Les dernières projections budgétaires de long terme du Congressional Budget Office ont révélé que le déficit américain pourrait se creuser de près de 1 400 milliards de dollars supplémentaires à horizon dix ans, comparativement aux dernières projections datant de janvier 2025. Il pourrait ainsi atteindre 6,7% du PIB en 2036, bien au-dessus de sa moyenne de long terme estimée à 3,8%.
Du côté de la politique monétaire, les propos de plusieurs dirigeants des réserves fédérales régionales convergent pour signaler l’absence d’urgence à réduire le taux directeur, étayant l’hypothèse d’une pause prolongée dans l’assouplissement monétaire entamé l’an dernier. Toutefois, si la nomination de Kevin Warsh comme successeur de Jerome Powell est confirmée en mai prochain, la question d’une reprise de la baisse des taux pourrait se poser de manière plus aigüe.
En Chine, l’indice des prix à la consommation a augmenté de 0,2% sur un an au mois de janvier, en net ralentissement par rapport à décembre (+0,8%). Ce repli s’explique essentiellement par un effet de base et une baisse plus marquée du prix de l’énergie.
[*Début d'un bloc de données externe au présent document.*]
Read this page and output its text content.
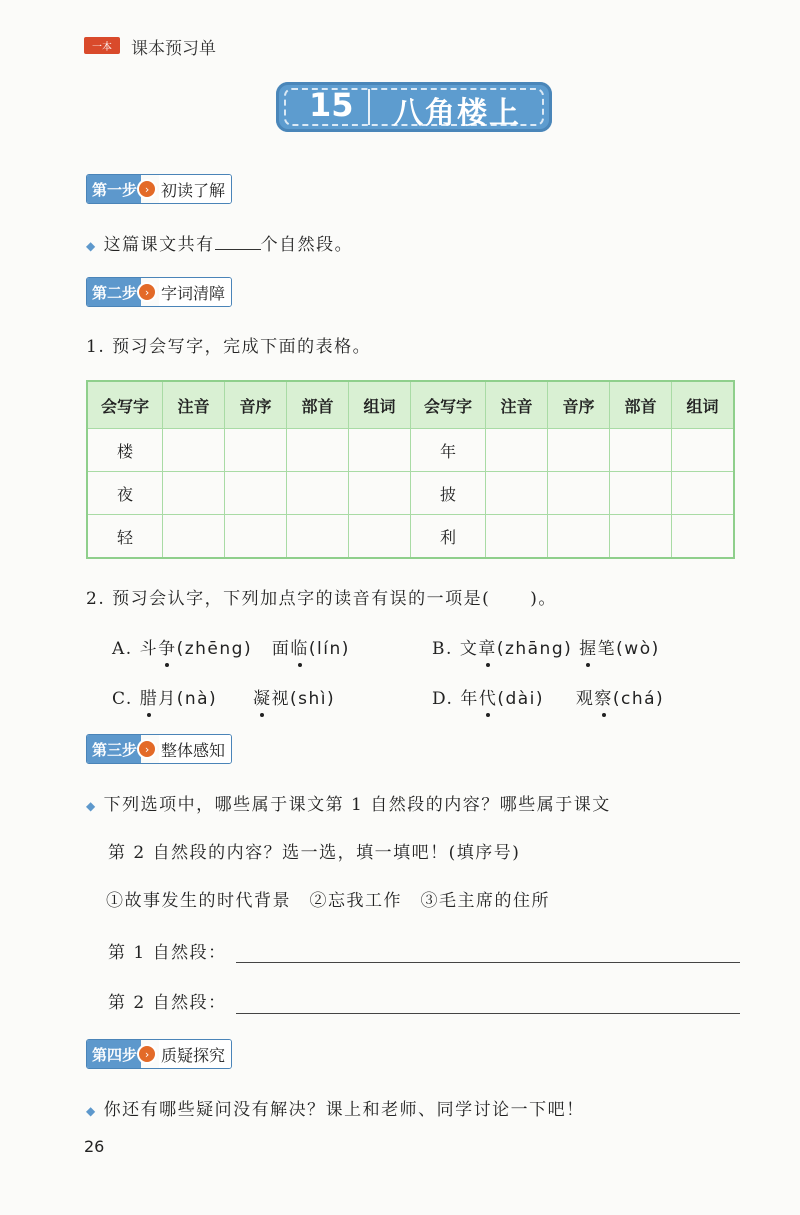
一本	课本预习单
15 八角楼上
第一步 › 初读了解
◆ 这篇课文共有	个自然段。
第二步 › 字词清障
1. 预习会写字，完成下面的表格。
会写字	注音	音序	部首	组词	会写字	注音	音序	部首	组词
楼					年				
夜					披				
轻					利				
2. 预习会认字，下列加点字的读音有误的一项是( )。
A. 斗争(zhēng) 面临(lín)	B. 文章(zhāng) 握笔(wò)
C. 腊月(nà) 凝视(shì)	D. 年代(dài) 观察(chá)
第三步 › 整体感知
◆ 下列选项中，哪些属于课文第 1 自然段的内容？哪些属于课文
第 2 自然段的内容？选一选，填一填吧！(填序号)
①故事发生的时代背景　②忘我工作　③毛主席的住所
第 1 自然段：
第 2 自然段：
第四步 › 质疑探究
◆ 你还有哪些疑问没有解决？课上和老师、同学讨论一下吧！
26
En parallèle, l’indice des prix à la production a reculé de 1,4% sur un an, après une baisse de 1,9%, confirmant une tendance déflationniste qui continue de peser sur les bénéfices des entreprises industrielles, conséquence de l’insuffisance chronique de demande intérieure.
En Europe, l’Allemagne semble montrer quelques signes, toujours très modestes, des effets de la relance budgétaire. Les déboursements de fonds publics liés au fonds d’infrastructures et à la neutralité climatique ont atteint 37,8 milliards d’euros en janvier, suscitant un regain de commandes industrielles, principalement militaires, tandis que la production industrielle dans son ensemble demeure lestée par le secteur automobile. Lors d’une réunion informelle en Belgique sur la revitalisation de la compétitivité européenne face à la concurrence américaine et chinoise, les dirigeants européens se sont accordés sur l'urgence, mais divergent sur la stratégie. La simplification administrative ou l’utilisation de fonds publics pour investir dans des secteurs prioritaires semblent susciter une assez large adhésion, mais de nombreux désaccords subsistent, notamment sur le recours éventuel à des emprunts communs ou sur l’instauration d’une préférence européenne dans les secteurs stratégiques.
Les marchés actions mondiaux ont évolué en ordre dispersé la semaine dernière, l’Euro Stoxx 50 enregistrant une hausse de 0,2%, tandis que le S&P 500 a perdu 1,4%. Sur les marchés obligataires, les rendements des taux souverains allemand et américain à dix ans ont reculé d’environ 8 points de base. En parallèle, les spreads français, italien et espagnol face au Bund allemand sont restés inchangés. La devise européenne s’est de nouveau appréciée face au dollar (+0,4%). Enfin, le prix du baril de pétrole en mer du Nord a baissé de 0,6%. L’inquiétude liée à un éventuel conflit entre les États-Unis et l’Iran semble moins prégnante sur les marchés. Le département du Trésor américain a, en outre, délivré une licence facilitant l’exploration et la production de pétrole et de gaz au Venezuela, une mesure qui pourrait contribuer à augmenter de près de 20% la production de pétrole brut vénézuélienne selon l’IEA.